Cadets are selected to join the club following a multiday tryout. Because of the nature of the club, the roster includes a high percentage of prior service cadets as well as cadets chosen for specialized skills such as medical experience, construction skills or familiarity with communications equipment.
For cadet's first two years in the club, they mostly serve as participants in the training honing their skills and learning to be better Soldiers. Once they become upperclassmen, the cadets transition into leadership roles. They begin planning the training, running exercises and learning skills that will be vital when as second lieutenants they have to make sure the Soldiers in their platoon are adequately trained and ready for combat.
"I think our team, especially the backside support, has learned a lot on how to run a training event at the most basic level," Desimone said. "Learning about the logistics of it. Learning about how to not just run a mission, but how to also step back and say, 'How can I create a training event in which someone will run a mission and learn from it.'"
The club holds weekly classroom sessions to teach skills they may not get in other forums such as visits from the West Point Negotiation Project or a class on demolition. Then on the weekends, they conduct field training exercises to teach skills that will be needed in the culminating exercise such as patrolling, building raids and reconnaissance.
The training throughout the year builds-up itself with consequences or mistakes made by participants carrying over from week to week and influencing future scenarios.
The group also conducts after action reviews following each training to talk about mistakes, why they were made and how to avoid them in the future.
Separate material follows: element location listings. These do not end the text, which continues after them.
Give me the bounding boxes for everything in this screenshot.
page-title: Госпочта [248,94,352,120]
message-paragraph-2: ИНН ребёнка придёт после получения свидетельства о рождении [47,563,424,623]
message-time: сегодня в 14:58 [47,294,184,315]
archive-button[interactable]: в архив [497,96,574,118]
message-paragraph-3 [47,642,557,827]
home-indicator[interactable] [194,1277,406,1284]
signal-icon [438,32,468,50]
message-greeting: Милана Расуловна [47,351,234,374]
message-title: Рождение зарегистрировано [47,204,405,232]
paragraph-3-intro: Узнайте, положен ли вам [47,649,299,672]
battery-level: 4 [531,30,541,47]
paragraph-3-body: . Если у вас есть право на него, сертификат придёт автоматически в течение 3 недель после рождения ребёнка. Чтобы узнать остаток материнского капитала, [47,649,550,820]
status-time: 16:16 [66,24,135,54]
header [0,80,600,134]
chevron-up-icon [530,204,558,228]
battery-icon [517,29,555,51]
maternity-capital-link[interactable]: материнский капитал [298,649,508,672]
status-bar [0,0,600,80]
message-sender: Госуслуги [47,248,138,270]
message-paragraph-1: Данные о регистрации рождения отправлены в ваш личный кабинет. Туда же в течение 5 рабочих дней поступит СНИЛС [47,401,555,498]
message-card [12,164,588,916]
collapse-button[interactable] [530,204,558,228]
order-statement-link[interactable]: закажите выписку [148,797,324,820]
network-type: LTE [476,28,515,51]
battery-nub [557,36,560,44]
The main body of the club currently includes a platoon-sized element of 40 cadets divided into teams. As part of the training, they also have a group of cadets who have volunteered to serve as the oppositional force and additional cadets who serve as third-party participants such as civilians or local guerilla fighters.
During the training, the cadets in the opposition force dress like enemy combatants and carry weapons America's enemies use. They also spend time studying the enemy to try and mimic their fighting style and bring in native speakers from the area they are portraying to add an extra level of realism to the scenario.
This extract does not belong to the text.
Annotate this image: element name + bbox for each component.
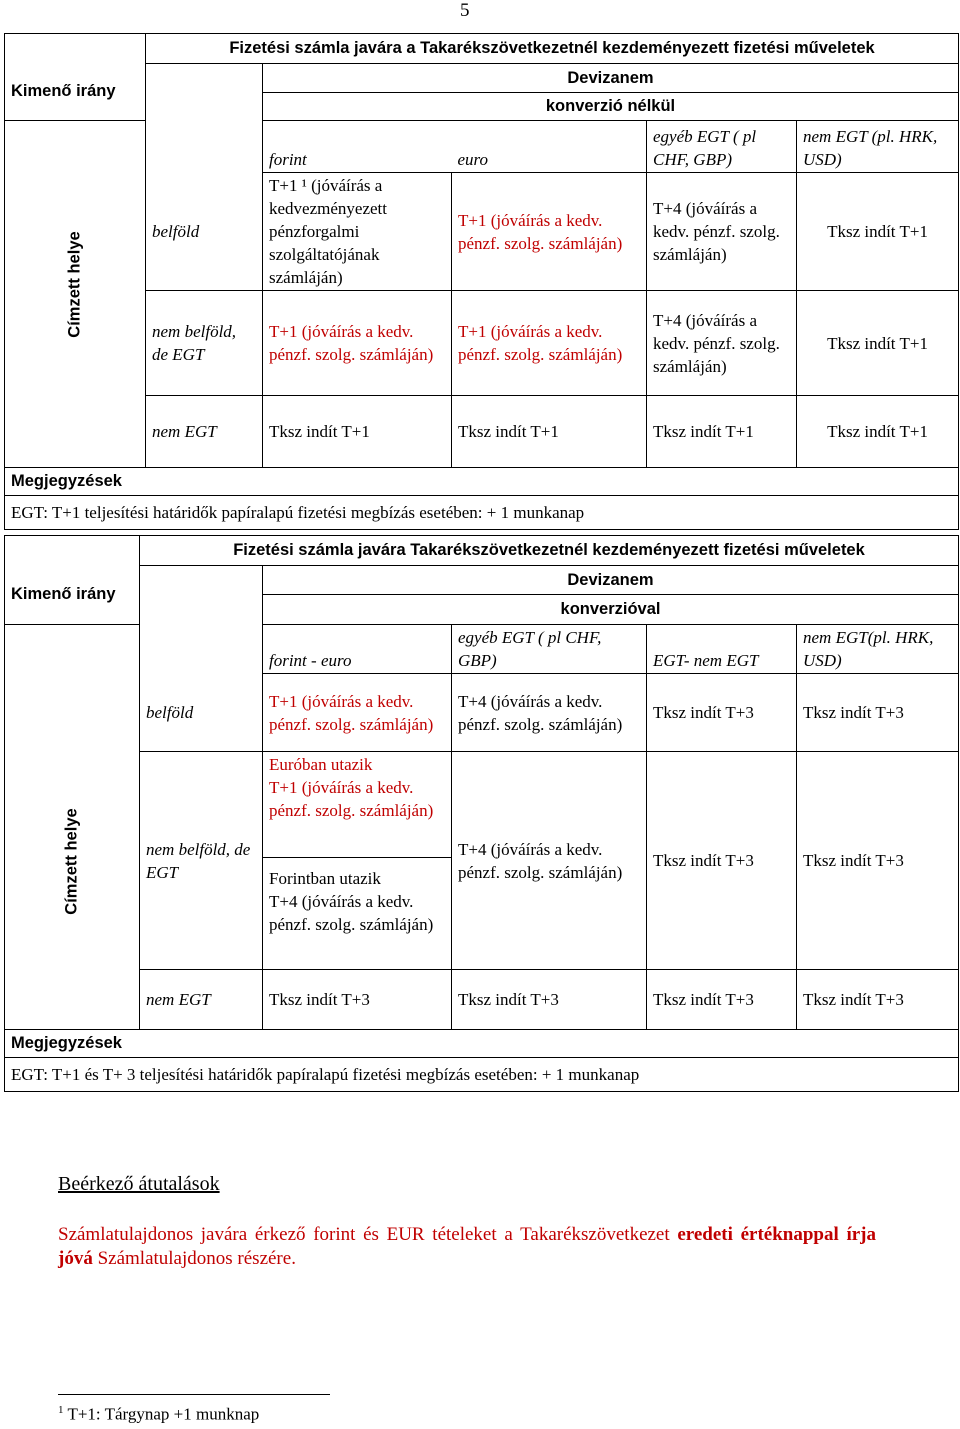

"It's a little bit different than a raid or ambush," Class of 2021 Cadet Brandon Cea, the cadet in charge of the group, said. "You have to go take on a communications tower or something, but in order to do so there's local forces you have to work with. Or maybe, you have to work with a translator. We try to involve that in some of our scenarios, in addition to those basic military skills, and this is some training that you probably wouldn't really ever get unless you're put in that situation."
The weekend trainings and weekly classes build up to the culminating exercise, which is a multiday fully immersive training exercise that requires the participants to problem solve, plan and conduct the mission without help.
"There's an outline of what should be happening, but they're the ones writing it," Cea said. "If they fail, they fail. If they succeed, they succeed. The intent isn't really for them to check all the boxes and be 100% good to go. It's for them to do things and then learn from that."
The club takes the cadets through outside of the box training to teach them to problem solve, think creatively and be prepared for challenges they will face as Soldiers following graduation.